What Is the SEIR Model?
The SEIR model is the workhorse of infectious disease modeling. It divides a population into four compartments — Susceptible, Exposed (infected but not yet infectious), Infected, and Recovered — and tracks the flow of people between them over time. A susceptible person becomes exposed after contact with an infectious one. An exposed person becomes infectious after an incubation period. An infectious person becomes recovered (or deceased) after a recovery period.
This is a stub pillar page. The full guide will cover SEIR assumptions, extensions (SEIRD, age-structured SEIR, vaccinated compartments), limitations, and the spatial agent-based implementation.
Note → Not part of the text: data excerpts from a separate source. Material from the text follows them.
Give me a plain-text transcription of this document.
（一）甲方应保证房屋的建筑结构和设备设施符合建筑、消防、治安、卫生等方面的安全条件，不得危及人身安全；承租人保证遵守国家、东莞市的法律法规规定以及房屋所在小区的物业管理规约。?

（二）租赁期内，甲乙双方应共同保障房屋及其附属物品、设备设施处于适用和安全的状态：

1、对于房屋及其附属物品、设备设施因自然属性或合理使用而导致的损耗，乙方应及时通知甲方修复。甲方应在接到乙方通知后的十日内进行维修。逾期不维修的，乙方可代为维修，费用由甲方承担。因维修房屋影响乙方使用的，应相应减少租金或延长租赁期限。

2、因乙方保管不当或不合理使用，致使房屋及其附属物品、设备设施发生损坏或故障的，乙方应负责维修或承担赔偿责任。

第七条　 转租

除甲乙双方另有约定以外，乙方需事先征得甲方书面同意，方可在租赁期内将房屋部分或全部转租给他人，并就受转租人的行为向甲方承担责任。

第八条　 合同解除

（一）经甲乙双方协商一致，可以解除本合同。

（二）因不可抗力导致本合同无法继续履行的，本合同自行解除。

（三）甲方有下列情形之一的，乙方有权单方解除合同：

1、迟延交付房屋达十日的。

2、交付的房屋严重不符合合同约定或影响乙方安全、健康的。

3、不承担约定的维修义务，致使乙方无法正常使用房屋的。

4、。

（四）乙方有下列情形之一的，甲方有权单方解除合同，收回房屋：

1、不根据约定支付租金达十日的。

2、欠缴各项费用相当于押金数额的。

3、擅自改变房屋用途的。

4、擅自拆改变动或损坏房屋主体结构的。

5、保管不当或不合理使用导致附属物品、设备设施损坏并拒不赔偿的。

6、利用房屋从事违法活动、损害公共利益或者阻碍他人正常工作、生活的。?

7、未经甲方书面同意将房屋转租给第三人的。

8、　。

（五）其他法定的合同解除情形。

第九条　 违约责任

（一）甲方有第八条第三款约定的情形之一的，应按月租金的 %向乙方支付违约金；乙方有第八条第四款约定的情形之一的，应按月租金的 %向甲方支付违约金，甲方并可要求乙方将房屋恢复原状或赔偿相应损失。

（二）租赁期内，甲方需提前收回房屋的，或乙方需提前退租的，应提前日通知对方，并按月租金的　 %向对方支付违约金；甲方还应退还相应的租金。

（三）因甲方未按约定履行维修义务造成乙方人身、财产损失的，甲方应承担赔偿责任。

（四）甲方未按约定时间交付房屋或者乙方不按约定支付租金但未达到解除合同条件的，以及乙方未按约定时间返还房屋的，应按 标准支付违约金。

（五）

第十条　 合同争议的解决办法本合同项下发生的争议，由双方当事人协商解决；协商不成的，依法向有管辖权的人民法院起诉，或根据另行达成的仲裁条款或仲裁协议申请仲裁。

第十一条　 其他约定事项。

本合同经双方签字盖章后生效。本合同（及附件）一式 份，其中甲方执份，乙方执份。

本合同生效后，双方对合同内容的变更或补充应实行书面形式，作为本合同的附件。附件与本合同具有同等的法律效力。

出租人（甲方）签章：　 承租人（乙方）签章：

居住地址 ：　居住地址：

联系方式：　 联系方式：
Use the browser simulators below to build intuition before reading the details.
The Core Flow
- S → E. Susceptible contacts an infectious person; transmission happens with probability β per contact.
- E → I. Exposed becomes infectious after the incubation period (1/σ).
- I → R. Infectious recovers (or dies) after the infectious period (1/γ). R₀ = β/γ.
Why SEIR and Not SIR
For diseases where the incubation period is short compared to the epidemic timescale, SIR is adequate. For everything else — COVID-19, measles, Ebola, many sexually transmitted infections — the lag between infection and infectiousness matters enormously. Skipping the E compartment makes the model predict faster-than-real dynamics because it assumes every newly infected person can immediately transmit.
From ODE to Agent-Based
The classic SEIR is a system of four ordinary differential equations. It assumes the population is well-mixed — every S has equal chance of encountering every I. This is wildly wrong in practice. An agent-based SEIR keeps the same compartments but places the agents on a grid or network, so transmission depends on proximity or contact structure. The curves look similar on average, but spatial SEIR produces wavefronts, refugia, and late-stage plateaus that the ODE model misses entirely.
Extensions That Matter
- SEIRD — adds a Deceased compartment. Required for mortality tracking.
- Age-structured SEIR — separate compartments by age band, with age-specific contact matrices and severity rates.
- SEIRV — adds a Vaccinated compartment that flows directly from S to R (or S to a protected version of S).
- Variant-aware SEIR — multiple I compartments for different variants, each with its own R₀ and cross-immunity coefficients.